Ondan sonra yürü gel, bir anda zikri yaptığın yerde bulursun kendini. Ondan evvel başka alemde idin. Mürşid’in seni orada bırakır, çeker gider, dönüş yolu bu.
Rabıta talebeye 4. ders olan Hak esmasından sonra tavsiye edilir. Sizin için henüz erken.
Ancak mürşidimizin vird bittikten sonra hemen ardından yapmamazı tavsiye ettiği “Ya Rabbi, gıybet ettiğim müminlerin ve üzerimde hakkı bulunan insanların günahları namına!”, diyerek niyet edip 100 adet yani bir tespih “Estağfirullah el azim” çekebilirsiniz. Getirisi çok olacaktır.

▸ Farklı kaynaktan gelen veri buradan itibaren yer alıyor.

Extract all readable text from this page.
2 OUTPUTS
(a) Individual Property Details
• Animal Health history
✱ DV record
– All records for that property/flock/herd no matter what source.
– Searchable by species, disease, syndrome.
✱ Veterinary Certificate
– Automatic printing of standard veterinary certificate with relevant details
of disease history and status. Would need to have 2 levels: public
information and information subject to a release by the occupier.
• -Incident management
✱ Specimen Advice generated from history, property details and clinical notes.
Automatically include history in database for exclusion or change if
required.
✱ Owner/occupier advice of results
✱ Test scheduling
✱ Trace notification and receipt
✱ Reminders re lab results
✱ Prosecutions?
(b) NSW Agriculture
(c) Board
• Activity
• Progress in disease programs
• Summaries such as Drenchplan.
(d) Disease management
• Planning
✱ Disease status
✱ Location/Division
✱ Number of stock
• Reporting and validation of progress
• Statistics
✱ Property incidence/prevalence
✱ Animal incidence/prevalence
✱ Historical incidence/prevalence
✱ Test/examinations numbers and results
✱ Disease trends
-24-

Allah’ın selam ve rahmeti üzerinize olsun.
3 kere la ilahe illallah dedikden sonra riza kapisini geceikd3n sonra da mi 3 kere diyecegiz La ilahe illallah,
Ve aleyküm selam, hayır zikir dersinde lailahe illallah zikrine gelip 3 kez söyledikten sonra bahsedilen aşamaları geçtikten sonra zikre devam edilir. Zikrin içinde 5-10 saniyelik mola verip zikre devam ettiğinizi düşünün. Kişi hangi derste ise dersin tüm zikirlerini bitirir.
Kardeşim Rabıta zikir dersi almış tasavvuf ehline özeldir. Her tasavvuf yolunun kendine has rabıta öğretisi olabilir. Uygun olan mürşidiniz veya vekilinizle irtibatta olup kendi yolunuzdaki öğretilere devam etmektir.